Human toothpaste can contain ingredients that are toxic to cats and dogs.

“The most important aspect, however, is to make it an enjoyable experience [for your pet]. Taking it slow in the beginning and offering lots of praise and treats before, during, and after can help with sustaining the habit,” DCHS veterinarians say.

If you struggle with brushing your pet’s teeth, talk with your veterinarian about alternative products or consider products approved by the Veterinary Oral Health Council.

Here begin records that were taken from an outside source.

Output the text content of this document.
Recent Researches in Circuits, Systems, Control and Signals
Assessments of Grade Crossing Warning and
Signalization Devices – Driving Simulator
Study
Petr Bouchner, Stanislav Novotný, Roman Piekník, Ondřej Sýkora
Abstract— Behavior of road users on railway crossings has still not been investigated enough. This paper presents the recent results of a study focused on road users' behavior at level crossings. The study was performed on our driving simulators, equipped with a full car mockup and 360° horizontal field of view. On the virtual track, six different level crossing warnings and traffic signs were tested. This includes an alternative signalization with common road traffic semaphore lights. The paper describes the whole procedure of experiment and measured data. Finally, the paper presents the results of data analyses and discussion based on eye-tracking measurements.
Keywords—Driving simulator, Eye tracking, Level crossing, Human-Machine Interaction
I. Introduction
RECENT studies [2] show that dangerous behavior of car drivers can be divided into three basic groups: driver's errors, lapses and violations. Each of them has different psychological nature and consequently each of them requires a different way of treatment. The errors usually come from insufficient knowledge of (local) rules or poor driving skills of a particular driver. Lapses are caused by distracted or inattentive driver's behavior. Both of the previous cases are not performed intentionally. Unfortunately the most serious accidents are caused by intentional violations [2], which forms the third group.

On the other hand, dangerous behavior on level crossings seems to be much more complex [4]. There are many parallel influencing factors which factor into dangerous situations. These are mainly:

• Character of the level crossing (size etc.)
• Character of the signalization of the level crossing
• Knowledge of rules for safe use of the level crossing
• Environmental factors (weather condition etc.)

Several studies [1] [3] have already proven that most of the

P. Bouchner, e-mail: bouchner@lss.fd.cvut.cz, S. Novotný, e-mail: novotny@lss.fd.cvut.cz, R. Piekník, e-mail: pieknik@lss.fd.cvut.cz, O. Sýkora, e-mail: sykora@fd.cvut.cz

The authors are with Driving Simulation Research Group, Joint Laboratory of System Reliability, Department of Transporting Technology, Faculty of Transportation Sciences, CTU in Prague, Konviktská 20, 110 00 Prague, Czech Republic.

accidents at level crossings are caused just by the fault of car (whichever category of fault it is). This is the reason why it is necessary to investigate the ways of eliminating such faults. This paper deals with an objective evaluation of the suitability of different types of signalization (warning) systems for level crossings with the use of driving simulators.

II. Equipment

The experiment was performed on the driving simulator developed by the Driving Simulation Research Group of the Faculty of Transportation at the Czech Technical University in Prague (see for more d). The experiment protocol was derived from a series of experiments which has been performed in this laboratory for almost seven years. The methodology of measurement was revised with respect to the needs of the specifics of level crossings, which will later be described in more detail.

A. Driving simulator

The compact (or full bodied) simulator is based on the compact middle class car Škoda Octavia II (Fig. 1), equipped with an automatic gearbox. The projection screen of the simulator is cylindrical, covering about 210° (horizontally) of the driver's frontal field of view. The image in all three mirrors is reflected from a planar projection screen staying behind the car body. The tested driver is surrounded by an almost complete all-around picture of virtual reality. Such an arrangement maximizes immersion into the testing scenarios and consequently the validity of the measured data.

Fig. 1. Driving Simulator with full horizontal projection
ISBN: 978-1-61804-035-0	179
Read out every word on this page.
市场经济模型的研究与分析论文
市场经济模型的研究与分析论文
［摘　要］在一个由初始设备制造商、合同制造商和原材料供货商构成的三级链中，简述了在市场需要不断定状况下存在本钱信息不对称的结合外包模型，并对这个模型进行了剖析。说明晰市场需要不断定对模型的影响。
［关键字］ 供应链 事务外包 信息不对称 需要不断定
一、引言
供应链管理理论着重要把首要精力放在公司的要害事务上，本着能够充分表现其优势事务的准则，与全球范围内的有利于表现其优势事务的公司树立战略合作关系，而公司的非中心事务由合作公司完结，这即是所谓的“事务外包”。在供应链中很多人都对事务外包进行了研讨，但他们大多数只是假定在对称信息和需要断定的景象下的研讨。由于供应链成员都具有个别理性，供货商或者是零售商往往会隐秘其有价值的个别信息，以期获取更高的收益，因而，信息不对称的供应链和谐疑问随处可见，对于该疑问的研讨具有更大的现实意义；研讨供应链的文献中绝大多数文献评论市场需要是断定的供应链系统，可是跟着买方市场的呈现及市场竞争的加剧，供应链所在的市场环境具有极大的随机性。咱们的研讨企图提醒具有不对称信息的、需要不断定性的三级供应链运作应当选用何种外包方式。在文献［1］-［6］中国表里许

There are some conditions that are more preventable, like tooth fracture or wear. “Chewing hard surfaces can result in breaking the tooth crown, which, in addition to being painful, can predispose the tooth and mouth to infection,” DCHS veterinarians explain.

Some dogs like to hold abrasive materials like tennis balls in their mouths, which can cause abrasion to the teeth and wear the crowns down, exposing the softer and more sensitive portions of the tooth. Pet stores sell dog-safe tennis balls designed to prevent this problem.

Of course, accidents do happen, but DCHS veterinarians add, “Providing appropriate chewing toys and being aware of how your dog uses their mouth could help prevent some of these.”

The current dental bay in Jenna’s Suite Tooth.

Plans to Expand DCHS’s Dental Suite

Thanks to the continued generosity of Jenna’s family, DCHS is currently working on plans to renovate Jenna’s Suite Tooth to include an additional dental bay so two veterinarians can perform dental procedures at the same time when necessary.

“The remodel will help us increase our dental teaching capacity to our intern veterinarians and provide them more hands-on experience during their time here,” DCHS veterinarians say.

In addition, this remodel will also allow DCHS to explore ways to help other shelters and rescue organizations access much-needed dental care.

Dental care is important to more than our pets’ medical health, but also their emotional health. It can make the difference for leading a pain-free life. If you haven’t made a plan yet with your veterinarian to help maintain your pet’s oral health, we encourage you to do so today.

Helping Ease Dental Discomfort

Dental Suite Helps Hundreds of Animals Heal

Thanks to the memorial gifts that allowed DCHS to create Jenna's Suite Tooth, our veterinarians have helped hundreds of dogs and cats with their oral discomfort. Among them was Farley, a pup who suffered facial and leg injuries after he was likely struck by a vehicle in January 2022. The tear in Farley's gums was so severe that the bone and tooth roots of his upper jaw were exposed when he opened his mouth. Thanks to the dental suite, one of our veterinarians performed emergency surgery to fix his mouth.